For patients, the experience changes completely. You won’t be alone with a rare mutation that no one understands. You become part of a global learning system. Your case matters immediately, not years from now when the trial results finally publish. Your lived experience of what worked, what didn’t, and what you endured will shape treatment for others.
Why This Requires Planetary Scale
None of this works without compute at planetary scale. It demands multimodal integration across genomics, imaging, clinical notes, labs, and trial data. Generating hypotheses for new drug combinations. Evolutionary simulation across thousands of possible resistance pathways. Continuous learning from millions of patient trajectories.
Training frontier models already costs tens of millions. Running evolutionary simulations demands infrastructure most institutions lack. Maintaining a global learning system that updates with every new outcome isn’t just a new model of research; it’s critical infrastructure.
This is what Altman meant by ten gigawatts. Curing cancer isn’t just biology. It’s energy, compute, system architecture, and intelligent applications. It won’t be solved by a clever model on a desktop.
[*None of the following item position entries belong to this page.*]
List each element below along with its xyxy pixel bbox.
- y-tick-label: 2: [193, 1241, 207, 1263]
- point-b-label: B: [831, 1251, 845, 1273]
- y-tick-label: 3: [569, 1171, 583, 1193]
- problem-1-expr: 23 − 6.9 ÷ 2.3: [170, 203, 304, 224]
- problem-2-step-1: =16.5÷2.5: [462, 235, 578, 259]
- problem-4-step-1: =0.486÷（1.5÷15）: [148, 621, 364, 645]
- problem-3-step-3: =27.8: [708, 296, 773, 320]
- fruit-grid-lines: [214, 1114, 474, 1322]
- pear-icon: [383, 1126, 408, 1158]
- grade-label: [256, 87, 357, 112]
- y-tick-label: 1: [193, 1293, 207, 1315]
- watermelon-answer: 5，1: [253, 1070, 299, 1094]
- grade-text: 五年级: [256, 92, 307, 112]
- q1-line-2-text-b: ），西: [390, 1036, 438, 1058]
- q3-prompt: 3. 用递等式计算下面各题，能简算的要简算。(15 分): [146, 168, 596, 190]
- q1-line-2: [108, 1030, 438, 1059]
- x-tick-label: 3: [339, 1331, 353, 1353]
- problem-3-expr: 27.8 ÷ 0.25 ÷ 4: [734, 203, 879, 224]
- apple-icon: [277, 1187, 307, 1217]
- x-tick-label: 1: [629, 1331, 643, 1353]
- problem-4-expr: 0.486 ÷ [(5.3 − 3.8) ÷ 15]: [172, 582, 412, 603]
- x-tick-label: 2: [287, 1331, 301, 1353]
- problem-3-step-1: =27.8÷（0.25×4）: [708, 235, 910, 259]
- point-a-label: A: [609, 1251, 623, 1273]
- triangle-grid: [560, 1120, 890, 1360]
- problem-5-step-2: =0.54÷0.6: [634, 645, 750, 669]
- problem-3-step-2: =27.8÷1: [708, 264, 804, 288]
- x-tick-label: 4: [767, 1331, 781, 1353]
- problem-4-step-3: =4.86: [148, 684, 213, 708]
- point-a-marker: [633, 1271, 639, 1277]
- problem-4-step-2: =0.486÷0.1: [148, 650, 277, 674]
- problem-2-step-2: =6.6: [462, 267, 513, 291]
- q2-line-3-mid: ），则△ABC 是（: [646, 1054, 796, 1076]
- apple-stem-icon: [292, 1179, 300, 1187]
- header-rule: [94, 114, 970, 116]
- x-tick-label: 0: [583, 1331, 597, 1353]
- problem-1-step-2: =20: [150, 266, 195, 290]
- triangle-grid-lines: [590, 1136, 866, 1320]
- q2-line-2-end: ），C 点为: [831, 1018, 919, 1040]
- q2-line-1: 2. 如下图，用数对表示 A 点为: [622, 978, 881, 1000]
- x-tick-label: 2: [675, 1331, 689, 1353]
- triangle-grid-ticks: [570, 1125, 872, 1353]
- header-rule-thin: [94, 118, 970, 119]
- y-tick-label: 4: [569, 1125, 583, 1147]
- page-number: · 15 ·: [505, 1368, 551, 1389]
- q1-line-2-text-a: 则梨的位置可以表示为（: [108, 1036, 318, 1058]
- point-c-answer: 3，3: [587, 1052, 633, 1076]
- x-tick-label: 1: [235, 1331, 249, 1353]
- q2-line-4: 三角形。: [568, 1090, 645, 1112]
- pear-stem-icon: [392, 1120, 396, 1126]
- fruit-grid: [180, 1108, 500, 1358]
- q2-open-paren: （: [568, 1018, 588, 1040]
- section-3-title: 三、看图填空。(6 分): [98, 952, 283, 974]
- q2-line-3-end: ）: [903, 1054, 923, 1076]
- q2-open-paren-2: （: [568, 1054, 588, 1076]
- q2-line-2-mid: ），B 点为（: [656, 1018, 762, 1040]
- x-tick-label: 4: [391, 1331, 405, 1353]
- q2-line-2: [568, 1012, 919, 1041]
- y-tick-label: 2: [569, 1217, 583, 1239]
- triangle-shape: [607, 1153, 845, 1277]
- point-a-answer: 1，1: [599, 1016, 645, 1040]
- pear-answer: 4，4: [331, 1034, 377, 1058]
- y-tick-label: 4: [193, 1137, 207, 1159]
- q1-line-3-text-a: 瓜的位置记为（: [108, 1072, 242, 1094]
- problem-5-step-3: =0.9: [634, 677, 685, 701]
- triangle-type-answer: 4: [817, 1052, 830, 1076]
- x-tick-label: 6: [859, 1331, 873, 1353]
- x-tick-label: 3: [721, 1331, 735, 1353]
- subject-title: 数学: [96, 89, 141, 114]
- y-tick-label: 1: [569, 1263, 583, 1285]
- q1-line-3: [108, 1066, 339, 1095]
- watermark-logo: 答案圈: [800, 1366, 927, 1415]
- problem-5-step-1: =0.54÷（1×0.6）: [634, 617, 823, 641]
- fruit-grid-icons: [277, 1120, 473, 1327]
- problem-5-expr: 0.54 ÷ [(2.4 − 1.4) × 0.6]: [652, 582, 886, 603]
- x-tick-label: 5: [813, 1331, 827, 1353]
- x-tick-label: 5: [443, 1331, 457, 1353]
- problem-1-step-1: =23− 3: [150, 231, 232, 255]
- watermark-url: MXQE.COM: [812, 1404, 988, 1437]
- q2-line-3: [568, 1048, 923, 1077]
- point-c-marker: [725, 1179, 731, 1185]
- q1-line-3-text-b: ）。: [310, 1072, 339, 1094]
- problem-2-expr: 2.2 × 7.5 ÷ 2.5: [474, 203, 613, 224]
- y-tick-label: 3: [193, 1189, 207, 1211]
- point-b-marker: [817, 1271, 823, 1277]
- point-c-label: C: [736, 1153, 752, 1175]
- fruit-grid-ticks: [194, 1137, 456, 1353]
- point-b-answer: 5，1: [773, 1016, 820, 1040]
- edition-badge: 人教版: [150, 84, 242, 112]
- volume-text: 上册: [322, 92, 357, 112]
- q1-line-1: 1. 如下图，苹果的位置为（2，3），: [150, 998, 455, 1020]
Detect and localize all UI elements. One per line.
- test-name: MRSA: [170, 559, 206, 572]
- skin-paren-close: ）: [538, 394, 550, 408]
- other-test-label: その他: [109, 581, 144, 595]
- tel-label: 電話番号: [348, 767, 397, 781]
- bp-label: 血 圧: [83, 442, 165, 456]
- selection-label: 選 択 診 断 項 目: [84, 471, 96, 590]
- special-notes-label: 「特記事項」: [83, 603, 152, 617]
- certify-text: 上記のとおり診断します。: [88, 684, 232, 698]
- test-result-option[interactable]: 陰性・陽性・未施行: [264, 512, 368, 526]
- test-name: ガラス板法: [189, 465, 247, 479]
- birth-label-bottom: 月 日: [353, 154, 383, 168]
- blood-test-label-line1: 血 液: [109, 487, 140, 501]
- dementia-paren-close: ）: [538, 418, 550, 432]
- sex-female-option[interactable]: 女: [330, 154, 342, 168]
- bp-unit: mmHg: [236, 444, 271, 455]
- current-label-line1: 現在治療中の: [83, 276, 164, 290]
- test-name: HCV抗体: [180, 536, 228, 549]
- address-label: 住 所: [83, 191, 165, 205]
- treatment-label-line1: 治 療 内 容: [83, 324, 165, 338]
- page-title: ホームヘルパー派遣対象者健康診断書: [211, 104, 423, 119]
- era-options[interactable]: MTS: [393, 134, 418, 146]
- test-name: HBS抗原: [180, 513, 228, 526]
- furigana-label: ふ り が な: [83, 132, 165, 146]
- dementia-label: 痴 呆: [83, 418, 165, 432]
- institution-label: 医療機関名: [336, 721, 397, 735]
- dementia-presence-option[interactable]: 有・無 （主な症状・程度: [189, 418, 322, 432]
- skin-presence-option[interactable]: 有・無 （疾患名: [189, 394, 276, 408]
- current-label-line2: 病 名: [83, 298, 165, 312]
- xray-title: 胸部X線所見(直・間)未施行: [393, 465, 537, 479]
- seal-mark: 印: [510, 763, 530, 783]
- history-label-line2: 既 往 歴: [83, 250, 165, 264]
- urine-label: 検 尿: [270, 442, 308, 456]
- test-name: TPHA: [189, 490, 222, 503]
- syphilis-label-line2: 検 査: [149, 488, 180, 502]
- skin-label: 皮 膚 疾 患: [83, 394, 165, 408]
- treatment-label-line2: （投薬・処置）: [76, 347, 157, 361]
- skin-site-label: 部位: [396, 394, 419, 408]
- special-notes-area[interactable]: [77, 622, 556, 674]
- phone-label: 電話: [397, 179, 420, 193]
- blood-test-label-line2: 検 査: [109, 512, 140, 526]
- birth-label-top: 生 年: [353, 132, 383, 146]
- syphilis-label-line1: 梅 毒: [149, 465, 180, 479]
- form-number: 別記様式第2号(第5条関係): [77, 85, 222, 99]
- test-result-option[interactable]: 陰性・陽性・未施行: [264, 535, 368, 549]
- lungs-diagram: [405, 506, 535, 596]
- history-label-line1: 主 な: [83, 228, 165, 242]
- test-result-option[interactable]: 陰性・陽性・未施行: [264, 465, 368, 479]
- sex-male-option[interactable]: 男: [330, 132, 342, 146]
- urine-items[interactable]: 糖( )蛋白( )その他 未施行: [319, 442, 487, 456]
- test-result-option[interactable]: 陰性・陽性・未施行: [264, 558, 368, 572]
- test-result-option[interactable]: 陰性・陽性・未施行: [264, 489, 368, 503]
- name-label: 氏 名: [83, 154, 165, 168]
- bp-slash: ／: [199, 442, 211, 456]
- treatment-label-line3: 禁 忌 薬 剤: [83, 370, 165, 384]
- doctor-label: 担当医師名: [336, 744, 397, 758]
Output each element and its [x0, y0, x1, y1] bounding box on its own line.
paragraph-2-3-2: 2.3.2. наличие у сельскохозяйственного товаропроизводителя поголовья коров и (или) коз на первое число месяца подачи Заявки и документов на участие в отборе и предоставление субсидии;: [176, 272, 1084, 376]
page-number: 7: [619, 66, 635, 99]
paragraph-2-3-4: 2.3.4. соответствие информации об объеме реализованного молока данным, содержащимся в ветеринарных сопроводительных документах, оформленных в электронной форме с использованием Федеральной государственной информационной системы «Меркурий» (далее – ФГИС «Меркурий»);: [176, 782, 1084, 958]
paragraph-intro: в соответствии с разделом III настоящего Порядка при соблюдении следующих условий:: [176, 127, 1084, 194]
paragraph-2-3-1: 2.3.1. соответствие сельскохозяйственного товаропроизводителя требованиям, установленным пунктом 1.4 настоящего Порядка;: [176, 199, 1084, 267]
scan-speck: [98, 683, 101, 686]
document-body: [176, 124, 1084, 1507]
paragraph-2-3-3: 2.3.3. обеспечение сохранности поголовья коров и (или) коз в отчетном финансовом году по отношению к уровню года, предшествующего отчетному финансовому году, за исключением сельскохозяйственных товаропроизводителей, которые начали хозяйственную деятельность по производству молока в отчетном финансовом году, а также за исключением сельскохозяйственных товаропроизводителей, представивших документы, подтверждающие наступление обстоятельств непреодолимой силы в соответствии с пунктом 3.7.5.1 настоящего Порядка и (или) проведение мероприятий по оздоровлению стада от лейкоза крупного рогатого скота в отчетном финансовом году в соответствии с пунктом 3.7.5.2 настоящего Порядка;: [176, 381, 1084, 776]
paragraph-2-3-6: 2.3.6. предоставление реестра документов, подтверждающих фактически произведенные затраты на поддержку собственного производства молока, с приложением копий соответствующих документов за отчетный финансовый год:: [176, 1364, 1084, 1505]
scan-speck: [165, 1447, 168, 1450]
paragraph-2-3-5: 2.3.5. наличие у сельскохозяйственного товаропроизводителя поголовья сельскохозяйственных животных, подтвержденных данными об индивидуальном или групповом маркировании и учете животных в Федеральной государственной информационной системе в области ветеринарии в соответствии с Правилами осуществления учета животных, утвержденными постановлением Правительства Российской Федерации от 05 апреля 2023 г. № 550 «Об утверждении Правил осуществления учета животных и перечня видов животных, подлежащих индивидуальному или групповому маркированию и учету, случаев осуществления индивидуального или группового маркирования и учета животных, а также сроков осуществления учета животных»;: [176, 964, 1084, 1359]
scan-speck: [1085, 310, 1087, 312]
The problem demands an intelligence infrastructure built for the scale of the problem: Millions of unique diseases, billions of molecular interactions, trillions of possible treatment combinations.
The infrastructure exists in fragments. Cloud compute, genomic databases, clinical registries, drug interaction databases, trial networks. What’s missing is the intelligence layer that connects, reasons, learns, and delivers that knowledge to every patient and clinician.
Building that layer is the project. That’s our mission at CureWise.
What Stands In The Way
The barriers are real but not insurmountable. Data is fragmented and siloed, locked in proprietary databases and incompatible formats. Incentives are misaligned: pharmaceutical companies, health systems, and researchers don’t share by default. Regulation lags behind systems that learn and adapt in real time. Even when predictions prove accurate retrospectively, clinical validation moves glacially.
And biology is genuinely hard. Tumors evolve in ways no model perfectly predicts. Immune responses vary with genetics and environmental exposures we don’t fully understand. Drug interactions cascade through metabolic pathways still being mapped.
These are design problems, not physical limits. Policy and incentives can break data silos. Regulation will evolve, as it always does when forced. Validation can accelerate when intelligent systems synthesize real outcomes in real time, not years later.
Biological complexity is the only immovable constraint. With AI that’s no longer a reason to slow down. It’s the reason to build intelligence systems sophisticated enough to handle it.
Precision At Scale
Will AI cure cancer? Not with one discovery, one drug, or one insight. AI is the tool that will turn millions of unique diseases into millions of precise treatments.
It sees patterns across dimensions no human can. It can match molecular fingerprints to therapeutic strategies with accuracy population guidelines will never approach. It can anticipate resistance before it emerges. It can synthesize evidence from every patient journey into predictions. It can finally operate at the scale of biology itself.
Altman’s claim wasn’t hype. He recognized that cancer won’t fall to averages but to precision delivered at planetary scale. AI is the first tool that can meet that challenge.
The cure will not come in a moment but in millions of precise moves: patient by patient, mutation by mutation, insight by insight. For the first time, the path forward looks clear. What’s needed is the will to build the infrastructure, break the silos, align the incentives, and deploy the intelligence where it matters most: at the bedside, for the person in the chair, whose life depends on whoever or whatever connects the dots faster than cancer can evolve.
That future is ours to build. The question is how fast we choose to begin.